Case ID: ad2d_184/html/0791-02.html
Source: Caselaw Access Project
Author: {"author": "", "license": "Public Domain", "url": "https://static.case.law/"}
Date Created: 2024-08-24T03:29:51.129683

The People of the State of New York, Respondent, v Daniel Milea, Appellant.
   Appeal by the defendant, by permission, from an order of the Supreme Court, Queens County (Calabretta, J.), dated May 26, 1989, which denied his motion pursuant to CPL 440.10 (1) (g) to vacate a judgment of the same court, rendered February 7, 1984, convicting him of murder in the second degree, criminal possession of a weapon in the second degree (two counts) and reckless endangerment in the second degree, upon a jury verdict, and imposing sentence.
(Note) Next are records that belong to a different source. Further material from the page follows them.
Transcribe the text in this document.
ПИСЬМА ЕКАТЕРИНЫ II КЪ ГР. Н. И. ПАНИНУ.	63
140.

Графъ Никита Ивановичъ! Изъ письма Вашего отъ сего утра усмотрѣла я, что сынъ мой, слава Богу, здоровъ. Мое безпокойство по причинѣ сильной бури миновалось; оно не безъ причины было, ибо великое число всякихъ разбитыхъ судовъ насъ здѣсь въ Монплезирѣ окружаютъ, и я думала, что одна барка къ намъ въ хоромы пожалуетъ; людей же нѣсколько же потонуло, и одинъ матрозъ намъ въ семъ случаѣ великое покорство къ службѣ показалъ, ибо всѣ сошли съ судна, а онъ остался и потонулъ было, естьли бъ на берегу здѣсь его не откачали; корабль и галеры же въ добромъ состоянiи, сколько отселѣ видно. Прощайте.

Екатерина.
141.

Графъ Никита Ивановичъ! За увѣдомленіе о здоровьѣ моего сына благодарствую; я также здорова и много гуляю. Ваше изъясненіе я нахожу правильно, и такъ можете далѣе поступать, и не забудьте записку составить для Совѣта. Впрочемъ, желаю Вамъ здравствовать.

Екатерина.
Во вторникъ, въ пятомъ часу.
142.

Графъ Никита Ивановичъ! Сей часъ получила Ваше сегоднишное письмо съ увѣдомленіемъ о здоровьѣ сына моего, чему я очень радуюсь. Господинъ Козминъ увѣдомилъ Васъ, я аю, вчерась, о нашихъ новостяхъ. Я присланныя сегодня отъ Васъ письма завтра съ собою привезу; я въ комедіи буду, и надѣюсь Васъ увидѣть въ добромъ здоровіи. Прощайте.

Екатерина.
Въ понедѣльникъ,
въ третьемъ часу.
Ordered that the order is affirmed.

The facts underlying this case are set forth in our decision and order affirming the defendant’s conviction. Upon appeal, the defendant’s challenge to the quantity and quality of the evidence against him was rejected (see, People v Milea, 112 AD2d 1011). However, the defendant’s codefendant’s conviction was reversed by this court, because, as to the codefendant, the proof was insufficient (see, People v Nieves, 135 AD2d 579). Relying on a post-reversal affidavit of the codefendant, who now attests that the crimes were committed by two men whom no trial witness placed at the scene, the defendant seeks to vacate his conviction on the ground of "newly discovered” evidence (see, CPL 440.10 [1] [g]). We need not determine however, whether previously "unavailable” testimony of a former codefendant can constitute newly discovered evidence (see, e.g., United States v Diggs, 649 F2d 731, cert denied 454 US 970; United States v Metz, 652 F2d 478). We agree with the Supreme Court that the evidence on which the defendant now relies contradicts some of the trial evidence but would not "probably change the result” (People v Salemi, 309 NY 208, 216, cert denied 350 US 950). Sullivan, J. P., Harwood, Balletta and Fiber, JJ., concur.